O Polo Industrial de Camaçari vivencia, hoje, um importante momento de transformação. Com 35 anos de história, o antigo Polo Petroquímico se reinventou para abrigar nova gama de atividades industriais, estimuladas pela nova Política Industrial elaborada, em 2011, pelo Governo do Estado da Bahia e a Federação das Indústrias do Estado da Bahia - FIEB.
O sucesso na atração de investimentos, baseada na nova Política Industrial do Estado, gerou enorme rebatimento espacial na RMS e a crescente procura por novas áreas para instalação de plantas industriais e de estruturas de suporte para essas atividades, atualmente não mais restritas à cadeia petroquímica, desencadeou o processo de revisão do planejamento do Polo.
O Plano Diretor elaborado em 1974, que tão bem orientou a ocupação do espaço pelas indústrias até os dias atuais, já não contempla as respostas para as demandas do atual cenário de desenvolvimento da indústria baiana, especialmente no que tange às questões de disponibilidade de áreas, logística e de infraestrutura.
As demandas ambientais também sofreram transformações e ganharam força nas últimas décadas, e a necessidade de promover o desenvolvimento de forma sustentável, compatível com a preservação do meio ambiente, tornou-se preponderante.

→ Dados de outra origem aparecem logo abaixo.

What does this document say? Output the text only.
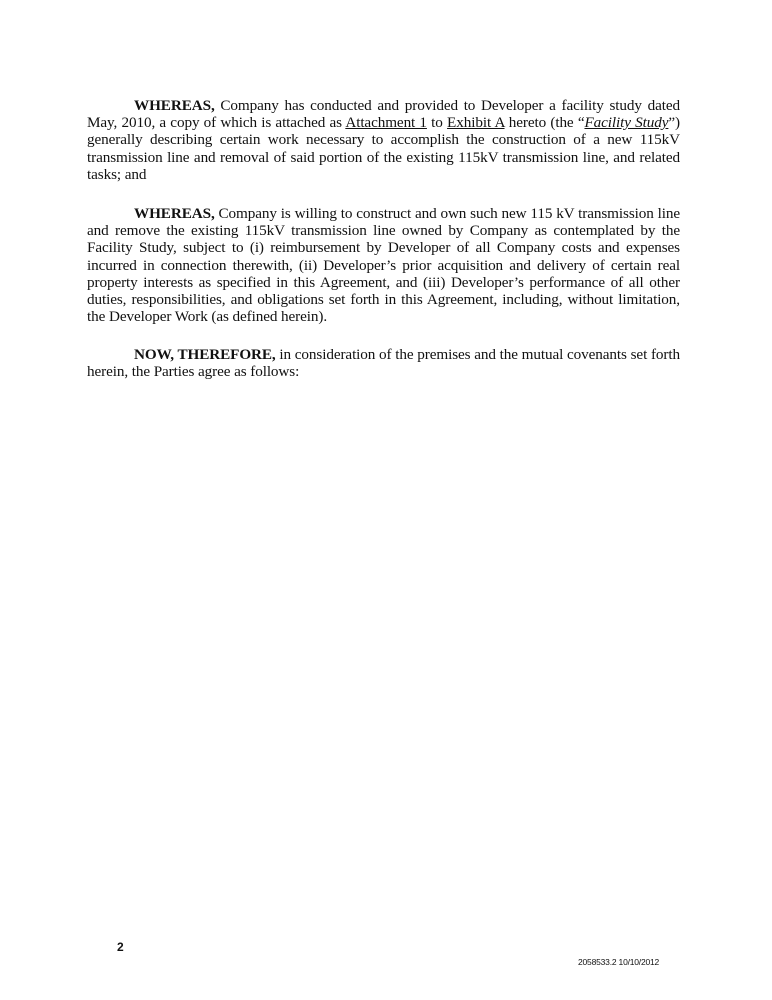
WHEREAS, Company has conducted and provided to Developer a facility study dated May, 2010, a copy of which is attached as Attachment 1 to Exhibit A hereto (the “Facility Study”) generally describing certain work necessary to accomplish the construction of a new 115kV transmission line and removal of said portion of the existing 115kV transmission line, and related tasks; and

WHEREAS, Company is willing to construct and own such new 115 kV transmission line and remove the existing 115kV transmission line owned by Company as contemplated by the Facility Study, subject to (i) reimbursement by Developer of all Company costs and expenses incurred in connection therewith, (ii) Developer’s prior acquisition and delivery of certain real property interests as specified in this Agreement, and (iii) Developer’s performance of all other duties, responsibilities, and obligations set forth in this Agreement, including, without limitation, the Developer Work (as defined herein).

NOW, THEREFORE, in consideration of the premises and the mutual covenants set forth herein, the Parties agree as follows:

2
2058533.2 10/10/2012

Este fator reforçou a determinação de repensar o planejamento do Polo e, observando o conceito de Planejamento Ambiental do empreendimento, abordar com especial ênfase a questão dos recursos hídricos visando garantir o uso racional e adequado da água.
Ao mesmo tempo, para corresponder aos novos desafios apresentados, faz-se necessário a utilização de um modelo de gestão moderno e eficaz. O plano, sem um instrumento adequado de gestão, torna-se estático e não é capaz de acompanhar a velocidade das transformações econômicas e tecnológicas do mundo atual. As ferramentas de gestão, por sua vez, amparadas num bom planejamento, flexível e aberto para novas possibilidades, podem garantir o dinamismo necessário para proporcionar a maximização dos resultados esperados para o Polo: maior desenvolvimento industrial e socioeconômico, combinado com o uso racional do espaço e, por consequência, menores custo de infraestrutura e impacto aos recursos ambientais.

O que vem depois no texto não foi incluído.